Das Entscheidungsverfahren in der Führungsebene muss ebenfalls mit allen Beteiligten abgestimmt werden. Es muss geregelt sein, von wem, in welcher Zeit und aufgrund welcher Informationsvorlagen Entscheidungen getroffen werden. Eine Kontrolle der Durchführung muss mit einer Zeitvorgabe vorgesehen sein. Im Grunde müssen Entscheidungsvorgänge nach den Regeln des Projektmanagements erfolgen.
Funktionierende Entscheidungsverfahren setzen einen intakten Informationsfluss innerhalb des Unternehmens voraus. Ein solcher Informationsfluss darf keine Einbahnstraße sein, d. h. er muss innerhalb einer Hierarchie von unten nach oben und umgekehrt bestehen. Organisatorisch kann ein freier Informationsfluss durch informelle Gespräche, „offene Türen“, aber auch durch regelmäßige Treffen der Mitarbeiter zu einem gegenseitigen Gedankenaustausch erleichtert werden.
Rechnungswesen und Controlling
Eine der wesentlichen Voraussetzungen für eine wirksam implementierte Führung ist die Organisation eines effektiven Rechnungswesens und Controllings. Führungsfehler bei der Einrichtung eines Planungs- und Kontrollsystems führen leicht zu unternehmerischen Fehlentscheidungen oder zu späten Anpassungen.
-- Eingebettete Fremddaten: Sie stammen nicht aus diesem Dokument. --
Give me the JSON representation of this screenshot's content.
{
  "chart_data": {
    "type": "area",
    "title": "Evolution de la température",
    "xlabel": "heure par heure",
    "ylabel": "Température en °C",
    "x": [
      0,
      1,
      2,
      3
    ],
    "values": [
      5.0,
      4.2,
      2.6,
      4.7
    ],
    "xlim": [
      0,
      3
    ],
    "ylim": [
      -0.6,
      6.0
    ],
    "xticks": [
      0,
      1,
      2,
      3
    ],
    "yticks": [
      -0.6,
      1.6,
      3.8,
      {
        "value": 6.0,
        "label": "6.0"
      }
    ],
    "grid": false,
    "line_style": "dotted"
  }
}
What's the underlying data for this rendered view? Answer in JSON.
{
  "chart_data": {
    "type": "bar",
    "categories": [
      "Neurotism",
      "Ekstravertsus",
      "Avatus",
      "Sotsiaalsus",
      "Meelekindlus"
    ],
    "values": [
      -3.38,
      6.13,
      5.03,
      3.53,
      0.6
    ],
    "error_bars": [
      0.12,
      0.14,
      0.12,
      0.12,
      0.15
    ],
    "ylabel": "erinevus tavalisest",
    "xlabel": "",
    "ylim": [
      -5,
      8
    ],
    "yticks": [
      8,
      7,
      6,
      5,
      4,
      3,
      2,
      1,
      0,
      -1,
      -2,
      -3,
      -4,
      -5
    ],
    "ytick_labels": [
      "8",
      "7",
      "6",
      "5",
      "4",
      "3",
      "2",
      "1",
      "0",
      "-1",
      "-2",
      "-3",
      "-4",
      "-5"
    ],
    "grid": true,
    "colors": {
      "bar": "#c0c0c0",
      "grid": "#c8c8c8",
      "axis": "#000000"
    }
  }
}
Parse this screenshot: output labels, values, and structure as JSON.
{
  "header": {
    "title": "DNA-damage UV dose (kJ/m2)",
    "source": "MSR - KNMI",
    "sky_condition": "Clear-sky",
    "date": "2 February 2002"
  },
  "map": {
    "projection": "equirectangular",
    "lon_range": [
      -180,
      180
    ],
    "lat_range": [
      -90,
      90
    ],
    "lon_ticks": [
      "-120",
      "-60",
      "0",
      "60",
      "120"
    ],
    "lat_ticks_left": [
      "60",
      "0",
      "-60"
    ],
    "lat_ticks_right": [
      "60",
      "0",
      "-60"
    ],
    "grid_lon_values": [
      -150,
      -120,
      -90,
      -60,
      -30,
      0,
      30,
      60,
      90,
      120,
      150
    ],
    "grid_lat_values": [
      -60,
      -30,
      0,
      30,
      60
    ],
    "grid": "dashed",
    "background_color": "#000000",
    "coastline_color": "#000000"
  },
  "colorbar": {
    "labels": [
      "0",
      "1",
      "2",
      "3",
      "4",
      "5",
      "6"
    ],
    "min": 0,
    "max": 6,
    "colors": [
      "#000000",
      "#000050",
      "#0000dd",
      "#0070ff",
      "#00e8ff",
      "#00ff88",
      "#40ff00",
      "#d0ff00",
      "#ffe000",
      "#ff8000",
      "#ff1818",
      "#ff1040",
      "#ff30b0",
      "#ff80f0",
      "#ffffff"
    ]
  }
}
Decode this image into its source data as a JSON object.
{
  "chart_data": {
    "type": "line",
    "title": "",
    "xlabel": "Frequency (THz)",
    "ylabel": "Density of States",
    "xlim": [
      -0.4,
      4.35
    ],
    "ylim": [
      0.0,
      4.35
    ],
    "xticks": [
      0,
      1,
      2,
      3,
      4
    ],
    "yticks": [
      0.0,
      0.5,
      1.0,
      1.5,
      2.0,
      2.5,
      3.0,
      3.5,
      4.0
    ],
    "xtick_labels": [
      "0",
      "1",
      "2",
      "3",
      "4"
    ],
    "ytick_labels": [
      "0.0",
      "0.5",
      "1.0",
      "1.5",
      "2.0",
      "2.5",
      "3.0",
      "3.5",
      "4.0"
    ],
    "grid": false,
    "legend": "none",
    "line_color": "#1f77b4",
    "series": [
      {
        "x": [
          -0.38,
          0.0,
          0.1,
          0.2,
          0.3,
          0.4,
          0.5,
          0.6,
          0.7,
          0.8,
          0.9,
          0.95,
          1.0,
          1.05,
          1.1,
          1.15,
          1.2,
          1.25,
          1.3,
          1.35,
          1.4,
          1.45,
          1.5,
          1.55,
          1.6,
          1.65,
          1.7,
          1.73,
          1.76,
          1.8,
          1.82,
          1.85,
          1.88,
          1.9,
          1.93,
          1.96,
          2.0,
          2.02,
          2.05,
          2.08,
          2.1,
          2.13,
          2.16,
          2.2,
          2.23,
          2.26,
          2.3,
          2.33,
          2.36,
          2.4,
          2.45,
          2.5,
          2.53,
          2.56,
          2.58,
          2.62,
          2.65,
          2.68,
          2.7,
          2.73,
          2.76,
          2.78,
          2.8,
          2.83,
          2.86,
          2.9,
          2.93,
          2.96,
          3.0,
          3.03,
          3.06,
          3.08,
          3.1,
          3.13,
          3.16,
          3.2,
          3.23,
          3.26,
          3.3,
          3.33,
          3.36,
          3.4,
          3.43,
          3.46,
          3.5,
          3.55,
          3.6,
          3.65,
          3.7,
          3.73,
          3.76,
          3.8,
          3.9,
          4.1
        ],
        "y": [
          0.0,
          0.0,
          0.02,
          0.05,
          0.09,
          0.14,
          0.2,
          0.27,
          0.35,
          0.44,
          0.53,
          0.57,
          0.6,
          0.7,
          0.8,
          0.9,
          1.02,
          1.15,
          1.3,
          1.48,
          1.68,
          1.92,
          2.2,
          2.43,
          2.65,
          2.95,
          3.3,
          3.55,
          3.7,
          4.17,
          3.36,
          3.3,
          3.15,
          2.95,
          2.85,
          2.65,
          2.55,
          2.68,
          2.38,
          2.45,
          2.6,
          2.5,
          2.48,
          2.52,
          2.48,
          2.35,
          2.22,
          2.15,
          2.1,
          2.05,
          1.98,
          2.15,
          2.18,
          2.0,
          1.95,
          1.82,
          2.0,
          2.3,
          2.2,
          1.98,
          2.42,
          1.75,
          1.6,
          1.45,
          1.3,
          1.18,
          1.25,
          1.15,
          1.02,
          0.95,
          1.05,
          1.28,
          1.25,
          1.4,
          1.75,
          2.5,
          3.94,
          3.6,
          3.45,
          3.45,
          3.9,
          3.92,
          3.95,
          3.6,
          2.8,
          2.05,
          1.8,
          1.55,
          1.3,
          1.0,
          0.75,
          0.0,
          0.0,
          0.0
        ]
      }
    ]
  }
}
Soweit Kostenrechnung und Kalkulation nicht effektiv sind, kann es insbesondere im Projektgeschäft zur Übernahme von verlustbringenden Aufträgen führen. Für die Einschätzung der Wirtschaftlichkeit einzelner Bereiche des Unternehmens ist eine Erfolgsaufschlüsselung nach Sparten, Produkten, Kundengruppen, Filialen etc. erforderlich.
Ein wesentlicher Teil der Organisation wird durch den Bereich Finanzen und Controlling abgedeckt. Das Informations- und Berichtswesen muss zeitnah, kurz und wirtschaftlich sein. Die Betriebsabrechnung und die Ergebnisrechnung müssen mit dem Controllingsystem und dem internen Kontrollsystem verknüpft sein.
Das Rechnungswesen hat die Aufgabe, die Buchhaltung und den Jahresabschluss zu übernehmen. Je nach Tiefe des Rechnungswesens werden auch Quartalsabschlüsse oder Monatsabschlüsse aufgestellt. Hier wird auch die Steuerabteilung geführt.
Die allgemeine Überprüfung der Buchhaltung wird sich auf die dem Geschäftsumfang entsprechende Größe und auf eine Organisation erstrecken, die eine ordnungsgemäße und zeitgerechte Verbuchung aller Geschäftsvorfälle sicherstellt.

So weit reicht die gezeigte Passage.